The new administration reneged on pledges made in March to enable females to attend public high schools, with authorities stating they needed more time to establish a plan for the schools to reopen in line with Islamic law. However, the government did vow to allow boys to attend public high schools. Because colleges maintained their policy of allowing women to enrol in courses, many young women who were still in high school maintained the belief that their schools would eventually be allowed to reopen.
19-year-old Farhanaz, who asked to be identified only by her first name out of fear of retribution, stated that after the Taliban took power in Afghanistan a year ago, she nearly lost her motivation to study as she watched the new government roll out a flood of edicts rolling back women’s freedoms. She said she feared for her safety as she watched the new government roll out the edicts.
Girls were not allowed into high schools, and women were not permitted in public areas such as parks. Women who were seen out in public without full body coverings, such as burqas and headpieces, were publicly reprimanded by members of a morality police force that had taken to the streets.

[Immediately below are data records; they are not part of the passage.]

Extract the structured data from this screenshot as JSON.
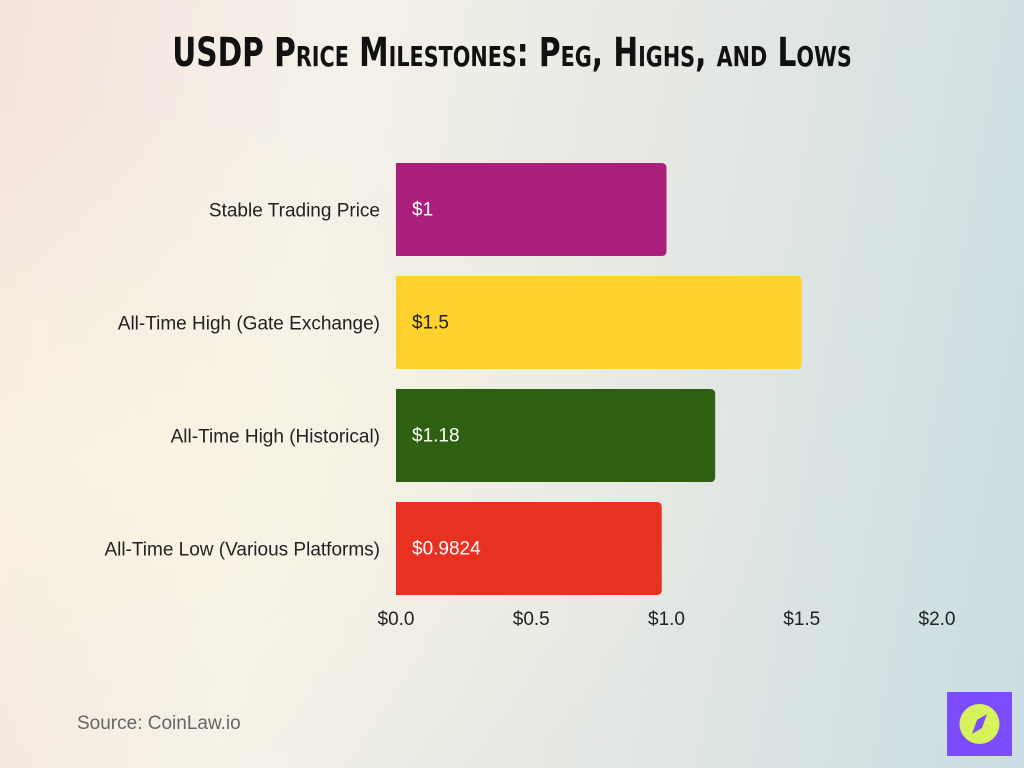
{
  "chart_data": {
    "type": "bar",
    "orientation": "horizontal",
    "title": "USDP Price Milestones: Peg, Highs, and Lows",
    "categories": [
      "Stable Trading Price",
      "All-Time High (Gate Exchange)",
      "All-Time High (Historical)",
      "All-Time Low (Various Platforms)"
    ],
    "values": [
      1,
      1.5,
      1.18,
      0.9824
    ],
    "data_labels": [
      "$1",
      "$1.5",
      "$1.18",
      "$0.9824"
    ],
    "colors": [
      "#aa1e7c",
      "#ffd22e",
      "#2e6012",
      "#e93122"
    ],
    "label_colors": [
      "#ffffff",
      "#222222",
      "#ffffff",
      "#ffffff"
    ],
    "xlim": [
      0,
      2.0
    ],
    "xticks": [
      0,
      0.5,
      1.0,
      1.5,
      2.0
    ],
    "xtick_labels": [
      "$0.0",
      "$0.5",
      "$1.0",
      "$1.5",
      "$2.0"
    ],
    "grid": false,
    "xlabel": "",
    "ylabel": ""
  },
  "source": "Source: CoinLaw.io",
  "logo": {
    "icon": "compass-icon",
    "bg": "#7c4dff",
    "fg": "#d8f25a"
  }
}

According to Farhanaz, she and her friends had clung to the hope that the new government would eventually return to its early pledges to moderate and allow women to retain a place in society. This was the case even though officials were working hard to gain international recognition for their administration.
Then, on Tuesday, a letter written by Hafez Ziaullah Hashemi, the spokesperson for the Ministry of Higher Education, started circulating on social media. The letter instructed private and public colleges to stop allowing women to attend university lectures until further notice. Mr. Hashemi said that the decision was taken by the cabinet of the new administration and required universities to notify the ministry after they had dismissed all female students. He also stated that the decision was made by the new government.

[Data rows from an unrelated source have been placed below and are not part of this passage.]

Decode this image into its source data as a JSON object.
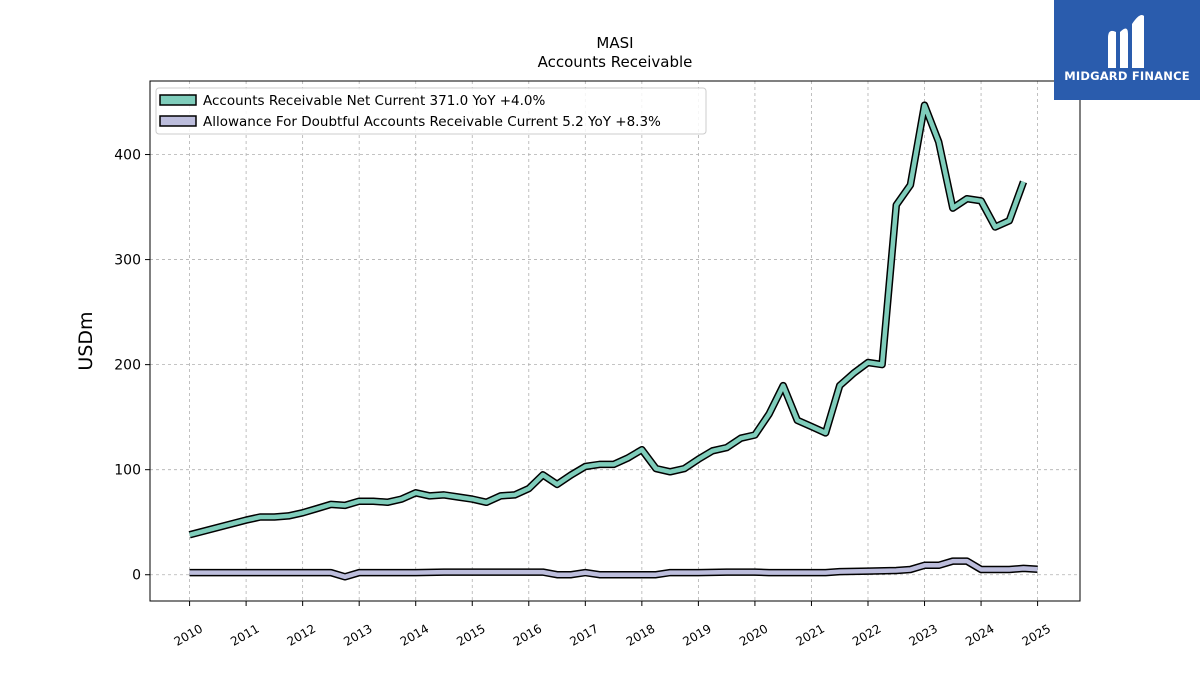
{
  "chart_data": {
    "type": "line",
    "title": "MASI",
    "subtitle": "Accounts Receivable",
    "ylabel": "USDm",
    "xlabel": "",
    "x_tick_labels": [
      "2010",
      "2011",
      "2012",
      "2013",
      "2014",
      "2015",
      "2016",
      "2017",
      "2018",
      "2019",
      "2020",
      "2021",
      "2022",
      "2023",
      "2024",
      "2025"
    ],
    "y_tick_labels": [
      "0",
      "100",
      "200",
      "300",
      "400"
    ],
    "xlim": [
      2009.3,
      2025.75
    ],
    "ylim": [
      -25,
      470
    ],
    "grid": true,
    "legend_position": "upper-left",
    "series": [
      {
        "name": "Accounts Receivable Net Current  371.0 YoY +4.0%",
        "color": "#7fcdbb",
        "points": [
          [
            2010.0,
            38
          ],
          [
            2011.0,
            52
          ],
          [
            2011.25,
            55
          ],
          [
            2011.5,
            55
          ],
          [
            2011.75,
            56
          ],
          [
            2012.0,
            59
          ],
          [
            2012.25,
            63
          ],
          [
            2012.5,
            67
          ],
          [
            2012.75,
            66
          ],
          [
            2013.0,
            70
          ],
          [
            2013.25,
            70
          ],
          [
            2013.5,
            69
          ],
          [
            2013.75,
            72
          ],
          [
            2014.0,
            78
          ],
          [
            2014.25,
            75
          ],
          [
            2014.5,
            76
          ],
          [
            2014.75,
            74
          ],
          [
            2015.0,
            72
          ],
          [
            2015.25,
            69
          ],
          [
            2015.5,
            75
          ],
          [
            2015.75,
            76
          ],
          [
            2016.0,
            82
          ],
          [
            2016.25,
            95
          ],
          [
            2016.5,
            86
          ],
          [
            2016.75,
            95
          ],
          [
            2017.0,
            103
          ],
          [
            2017.25,
            105
          ],
          [
            2017.5,
            105
          ],
          [
            2017.75,
            111
          ],
          [
            2018.0,
            119
          ],
          [
            2018.25,
            101
          ],
          [
            2018.5,
            98
          ],
          [
            2018.75,
            101
          ],
          [
            2019.0,
            110
          ],
          [
            2019.25,
            118
          ],
          [
            2019.5,
            121
          ],
          [
            2019.75,
            130
          ],
          [
            2020.0,
            133
          ],
          [
            2020.25,
            153
          ],
          [
            2020.5,
            180
          ],
          [
            2020.75,
            147
          ],
          [
            2021.0,
            141
          ],
          [
            2021.25,
            135
          ],
          [
            2021.5,
            180
          ],
          [
            2021.75,
            192
          ],
          [
            2022.0,
            202
          ],
          [
            2022.25,
            200
          ],
          [
            2022.5,
            352
          ],
          [
            2022.75,
            371
          ],
          [
            2023.0,
            447
          ],
          [
            2023.25,
            412
          ],
          [
            2023.5,
            349
          ],
          [
            2023.75,
            358
          ],
          [
            2024.0,
            356
          ],
          [
            2024.25,
            331
          ],
          [
            2024.5,
            337
          ],
          [
            2024.75,
            374
          ]
        ]
      },
      {
        "name": "Allowance For Doubtful Accounts Receivable Current  5.2 YoY +8.3%",
        "color": "#bcbddc",
        "points": [
          [
            2010.0,
            2
          ],
          [
            2011.0,
            2
          ],
          [
            2012.0,
            2
          ],
          [
            2012.5,
            2
          ],
          [
            2012.75,
            -2
          ],
          [
            2013.0,
            2
          ],
          [
            2013.25,
            2
          ],
          [
            2014.0,
            2
          ],
          [
            2014.5,
            2.5
          ],
          [
            2015.0,
            2.5
          ],
          [
            2015.5,
            2.5
          ],
          [
            2016.0,
            2.5
          ],
          [
            2016.25,
            2.5
          ],
          [
            2016.5,
            0
          ],
          [
            2016.75,
            0
          ],
          [
            2017.0,
            2
          ],
          [
            2017.25,
            0
          ],
          [
            2018.0,
            0
          ],
          [
            2018.25,
            0
          ],
          [
            2018.5,
            2
          ],
          [
            2019.0,
            2
          ],
          [
            2019.5,
            2.5
          ],
          [
            2020.0,
            2.5
          ],
          [
            2020.25,
            2
          ],
          [
            2021.0,
            2
          ],
          [
            2021.25,
            2
          ],
          [
            2021.5,
            3
          ],
          [
            2022.0,
            3.5
          ],
          [
            2022.5,
            4
          ],
          [
            2022.75,
            5
          ],
          [
            2023.0,
            9
          ],
          [
            2023.25,
            9
          ],
          [
            2023.5,
            13
          ],
          [
            2023.75,
            13
          ],
          [
            2024.0,
            5
          ],
          [
            2024.25,
            5
          ],
          [
            2024.5,
            5
          ],
          [
            2024.75,
            6
          ],
          [
            2025.0,
            5.2
          ]
        ]
      }
    ]
  },
  "logo": {
    "text": "MIDGARD FINANCE",
    "icon": "midgard-finance-logo-icon"
  }
}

The information was heartbreaking for both Farhanaz and her sister, who is 18 years old and had just been admitted to a psychology programme at a university. She stated that her sister had shut herself in her room and was bawling her eyes out after hearing the news.

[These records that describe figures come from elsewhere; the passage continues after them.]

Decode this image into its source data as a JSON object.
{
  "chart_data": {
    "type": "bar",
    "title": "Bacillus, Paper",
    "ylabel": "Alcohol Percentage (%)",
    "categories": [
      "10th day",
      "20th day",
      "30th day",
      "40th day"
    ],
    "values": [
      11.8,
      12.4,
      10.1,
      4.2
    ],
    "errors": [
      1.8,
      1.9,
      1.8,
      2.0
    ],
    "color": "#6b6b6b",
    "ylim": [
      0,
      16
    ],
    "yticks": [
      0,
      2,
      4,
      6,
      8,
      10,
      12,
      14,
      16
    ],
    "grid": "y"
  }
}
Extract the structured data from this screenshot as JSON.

While the rest of the world was learning about the most recent conservative government ruling, another decision was being made: Mr. Price reported that Afghan officials had released two Americans who had been detained in the country in what appeared to be a gesture of good will toward the United States. Mr. Price did not reveal the identities of the liberated Americans, and he said that their release was not the result of a prisoner or detainee exchange, nor was there any ransom or money involved in the matter.
The ruling on women’s rights was additional evidence that ideological hard-liners within the Taliban movement are exerting their influence over those who have urged moderation and engagement with the international community. This was demonstrated by the fact that those who urged moderation and engagement with the international community were overruled by the ruling.
Since the first month of Taliban governance began in August of last year, initial promises by officials to preserve the right to education and employment for women have given way to increasingly conservative edicts. These increasingly conservative edicts have been issued by Sheikh Haibatullah Akhundzada, the supreme leader of the Taliban movement.
Sheikh Haibatullah, who is located in Kandahar, the southern stronghold of the Taliban organisation, has nominated loyalists to government offices (including the ministries of education and higher education), and he has sought advice from clerics who adhere to an ultraconservative ideology.